"Mój chłopak się żeni": Russell Crowe reaguje na krytykę ze strony reżysera
Russell Crowe odniósł się na Twitterze do sugestii reżysera filmu "Mój chłopak się żeni", który nazwał podjętą przez aktora próbę czytania scenariusza "jedną z najgorszych, jakich doświadczył". "Nie brałem udziału w przesłuchaniach do tego filmu" - zastrzegł gwiazdor.
"Mój chłopak się żeni" to romantyczna komedia z 1997 roku w reżyserii P.J. Hogana. Według twórcy obrazu do roli u boku Julii Roberts przymierzany był Russell Crowe, jednak podczas próby czytania scenariusza nie przekonał do siebie twórców obrazu.
O tym, że Crowe i Roberts spotkali się podczas kompletowania obsady na czytanej próbie Hogan opowiedział Scottowi Meslowowi w książce "From Hollywood With Love". Reżyser "Mój chłopak się żeni" określił występ Crowe'a jako "jedną z najgorszych czytanych prób", jakich był świadkiem.
Crowe był faworytem Hogana do roli tytułowego chłopaka, w którego ostatecznie wcielił się Dermot Mulroney.
Dlaczego australijski gwiazdor nie dostał roli w "Mój chłopak się żeni"?
"Russell siedział naprzeciw Julii. Wziął scenariusz, wbił w niego wzrok i ani razu nie spojrzał na Julię. Czyta kolejne kwestie w bardzo monotonny sposób. W pewnym momencie Julia przechyliła się wzdłuż stołu, próbując nawiązać z nim kontakt wzrokowy, ale on ani raczył na nią spojrzeć. Pod koniec Russell podszedł do mnie i powiedział; ' Myślę, że poszło całkiem nieźle'. Wtedy już wiedziałem: nie zagra w 'Mój chłopak się żeni'" - opowiadał Hogan.

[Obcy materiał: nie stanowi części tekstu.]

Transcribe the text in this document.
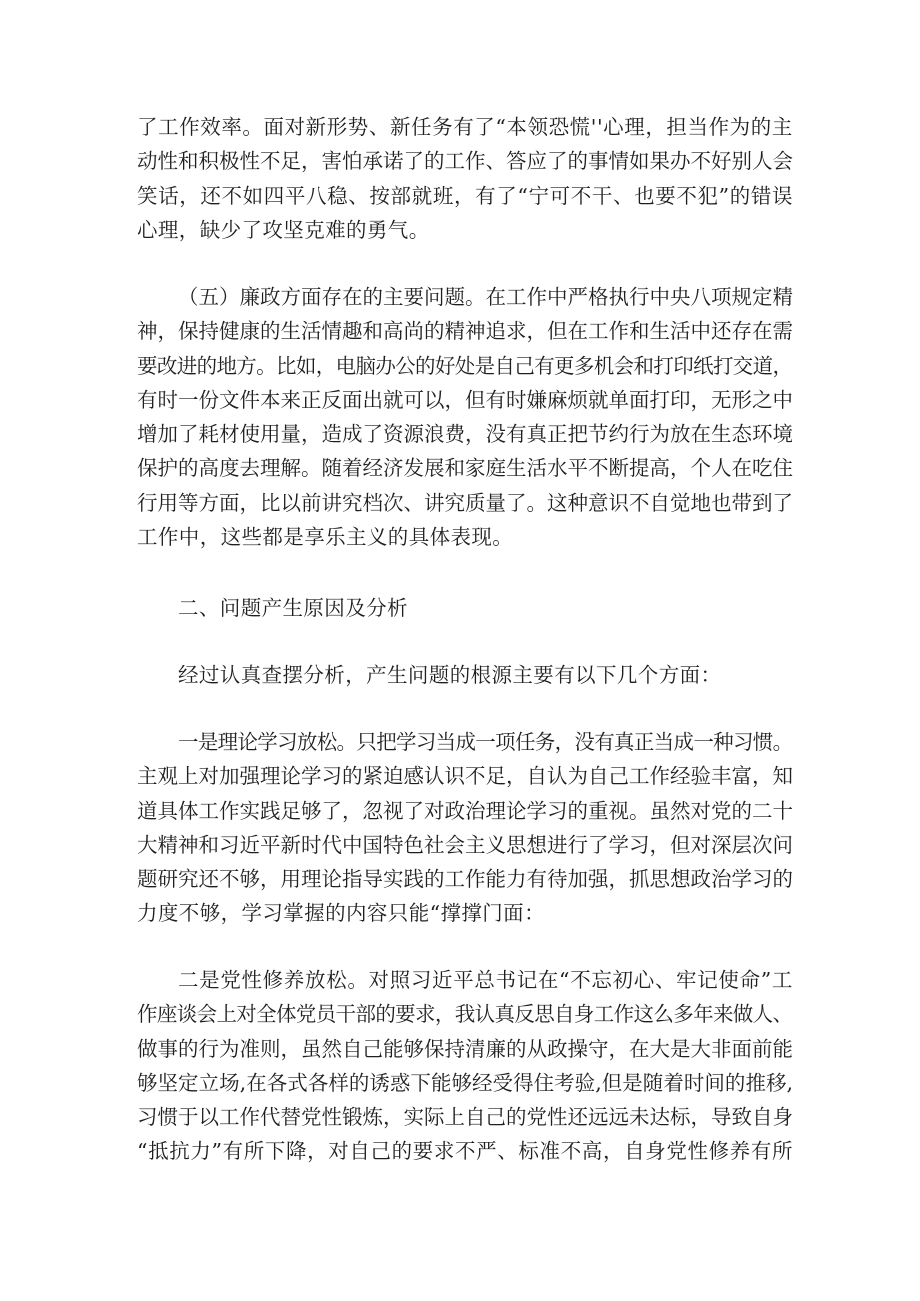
了工作效率。面对新形势、新任务有了“本领恐慌''心理，担当作为的主
动性和积极性不足，害怕承诺了的工作、答应了的事情如果办不好别人会
笑话，还不如四平八稳、按部就班，有了“宁可不干、也要不犯”的错误
心理，缺少了攻坚克难的勇气。
（五）廉政方面存在的主要问题。在工作中严格执行中央八项规定精
神，保持健康的生活情趣和高尚的精神追求，但在工作和生活中还存在需
要改进的地方。比如，电脑办公的好处是自己有更多机会和打印纸打交道，
有时一份文件本来正反面出就可以，但有时嫌麻烦就单面打印，无形之中
增加了耗材使用量，造成了资源浪费，没有真正把节约行为放在生态环境
保护的高度去理解。随着经济发展和家庭生活水平不断提高，个人在吃住
行用等方面，比以前讲究档次、讲究质量了。这种意识不自觉地也带到了
工作中，这些都是享乐主义的具体表现。

二、问题产生原因及分析

经过认真查摆分析，产生问题的根源主要有以下几个方面：

一是理论学习放松。只把学习当成一项任务，没有真正当成一种习惯。
主观上对加强理论学习的紧迫感认识不足，自认为自己工作经验丰富，知
道具体工作实践足够了，忽视了对政治理论学习的重视。虽然对党的二十
大精神和习近平新时代中国特色社会主义思想进行了学习，但对深层次问
题研究还不够，用理论指导实践的工作能力有待加强，抓思想政治学习的
力度不够，学习掌握的内容只能“撑撑门面：
二是党性修养放松。对照习近平总书记在“不忘初心、牢记使命”工
作座谈会上对全体党员干部的要求，我认真反思自身工作这么多年来做人、
做事的行为准则，虽然自己能够保持清廉的从政操守，在大是大非面前能
够坚定立场,在各式各样的诱惑下能够经受得住考验,但是随着时间的推移,
习惯于以工作代替党性锻炼，实际上自己的党性还远远未达标，导致自身
“抵抗力”有所下降，对自己的要求不严、标准不高，自身党性修养有所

Do rewelacji reżysera odniósł się na Twitterze sam aktor. "Nie brałem udziału w przesłuchaniach do tego filmu. Nigdy nie miałem próby czytania scenariusza ze wspomnianą aktorką" - napisał Crowe. "Byłoby to nawet zabawne, gdyby nie to, że jest bez sensu" - skwitował aktor.